物語を知っている

竹河聖,読書

風の大陸 最終章 祈り

シリーズものは結構読んでいますが、これだけ長いお話のラストというのは、実は、あんまりお目にかかったことがないのかも。

だって、「グイン・サーガ」は、延々と続いているし、「幻魔大戦」とかは、なんか途中で終わっていますから。途中で書かれなくなって、それで「終わり?」という感じのシリーズも、けっこうあります。

そういう意味では、「風の大陸 最終章」は、めずらしくグランドフィナーレという感じで、ちょっと感動しました。

以下、ネタばれありの方向で(笑)

えーと、わたしは、1巻、2巻読んでいたときは、ずーーーーっと、この話って、最後には大災害がおこって、アトランティスが沈んじゃう話だと思っていました。
だから、イメージとしては、「夢見る惑星」みたいな、大脱走……というか、民族大移動で、終わる話なんだと思っていました。いかに、混乱なく、多くの人を大陸から移住させるかみたいな。

その思いは、ずっとあって、アステ・カイデ編や、ローダビア編で、もうすぐ完結と聞いて、

「どうするの!!」

とか、すごく思っていたのです。
だって、けっこう災害が差し迫っているのに、いっこうに民族大移動の用意をしないんですもの。

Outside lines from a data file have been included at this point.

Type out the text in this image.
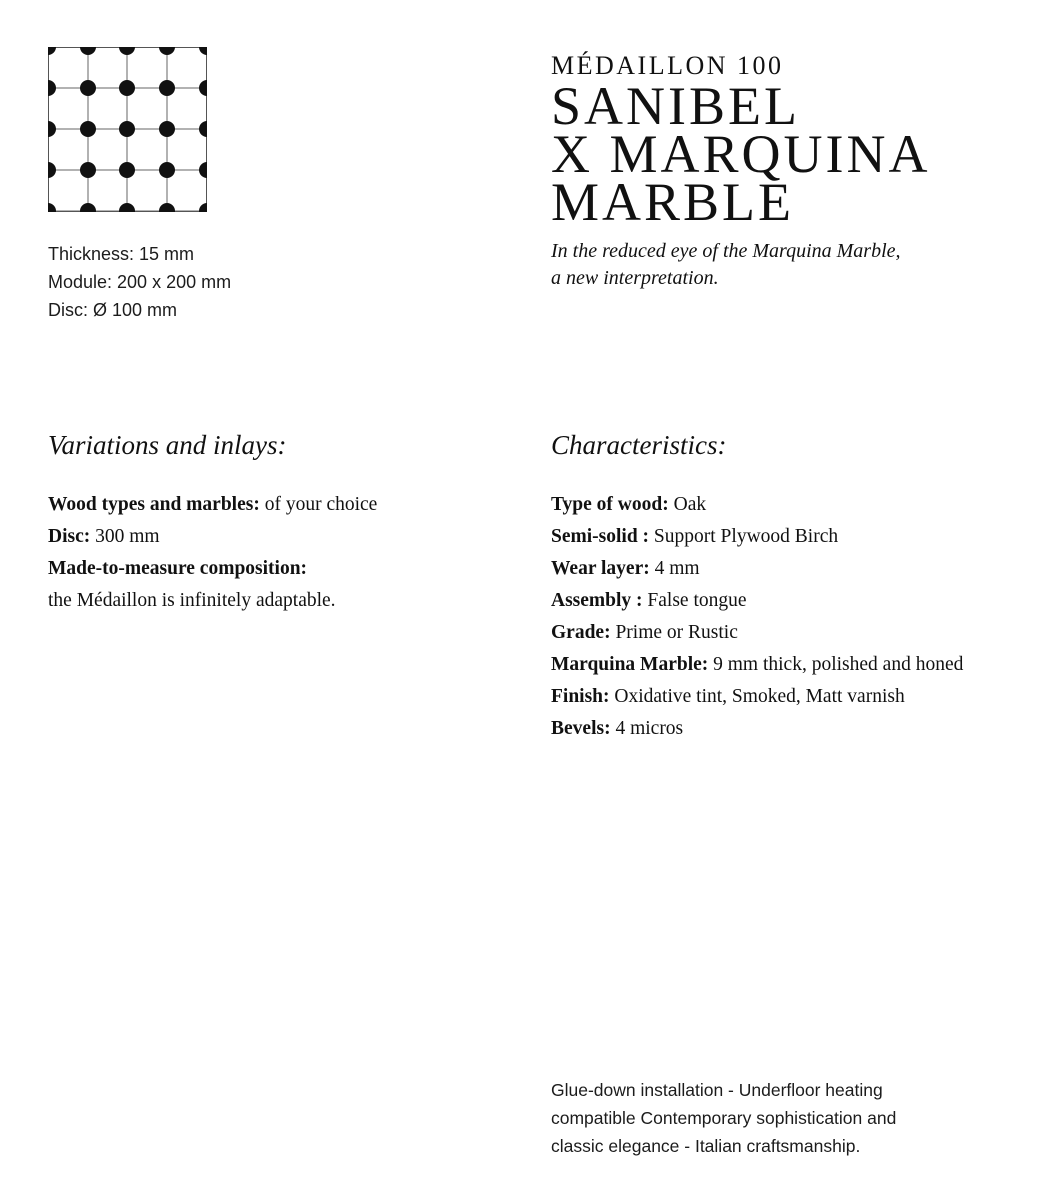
Thickness: 15 mm
Module: 200 x 200 mm
Disc: Ø 100 mm
MÉDAILLON 100
SANIBEL
X MARQUINA
MARBLE
In the reduced eye of the Marquina Marble,
a new interpretation.
Variations and inlays:	Characteristics:
Wood types and marbles: of your choice
Disc: 300 mm
Made-to-measure composition:
the Médaillon is infinitely adaptable.
Type of wood: Oak
Semi-solid : Support Plywood Birch
Wear layer: 4 mm
Assembly : False tongue
Grade: Prime or Rustic
Marquina Marble: 9 mm thick, polished and honed
Finish: Oxidative tint, Smoked, Matt varnish
Bevels: 4 micros
Glue-down installation - Underfloor heating
compatible Contemporary sophistication and
classic elegance - Italian craftsmanship.
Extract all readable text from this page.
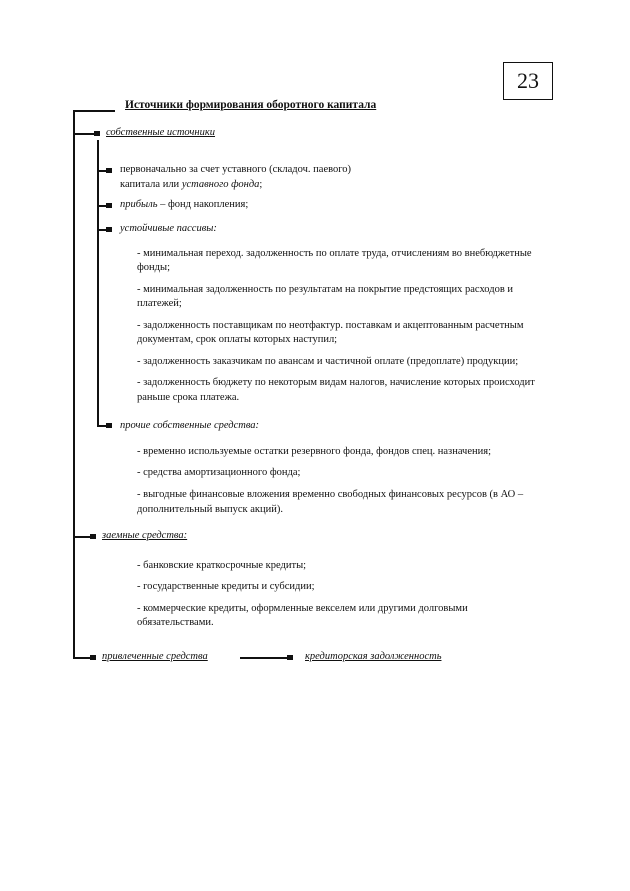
23
Источники формирования оборотного капитала
собственные источники
первоначально за счет уставного (складоч. паевого)
капитала или уставного фонда;
прибыль – фонд накопления;
устойчивые пассивы:
- минимальная переход. задолженность по оплате труда, отчислениям во внебюджетные
фонды;
- минимальная задолженность по результатам на покрытие предстоящих расходов и
платежей;
- задолженность поставщикам по неотфактур. поставкам и акцептованным расчетным
документам, срок оплаты которых наступил;
- задолженность заказчикам по авансам и частичной оплате (предоплате) продукции;
- задолженность бюджету по некоторым видам налогов, начисление которых происходит
раньше срока платежа.
прочие собственные средства:
- временно используемые остатки резервного фонда, фондов спец. назначения;
- средства амортизационного фонда;
- выгодные финансовые вложения временно свободных финансовых ресурсов (в АО –
дополнительный выпуск акций).
заемные средства:
- банковские краткосрочные кредиты;
- государственные кредиты и субсидии;
- коммерческие кредиты, оформленные векселем или другими долговыми
обязательствами.
привлеченные средства	кредиторская задолженность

まさか、まさか、大陸を救ってしまうとは思っていませんでした(爆)
まあ、「世界の相」は、世界を救うという話ではあったんですけどね。全然、ティーエを信じていないこの読者!

というか、自然は、たとえ超能力といえども、個人の能力だけではどうしようもないよねという思いがあったのです。

でも、この世界の救い方は、まあ、個人の超能力というわけでもなく、なんとなく納得という感じです。
ちょっと、ドラゴンボールかと思いましたが(笑)
でも、それは、物語というものを知っているのだなぁと感じました。

だから、最後の最後の活劇も、それから、ドラスゥエルクが拗ねる最後のオチも、すごくはまっています。

わたしは、「風の大陸」は、メインストリームよりも、「銀の時代」や、「氷の島」の方にひかれます。
こっちは、自然災害のような大きな話ではないのですが、その分、人間ドラマが魅力です。

メインが終わって、今は小休止しているこの枝の物語も動き出してくれるとうれしいです。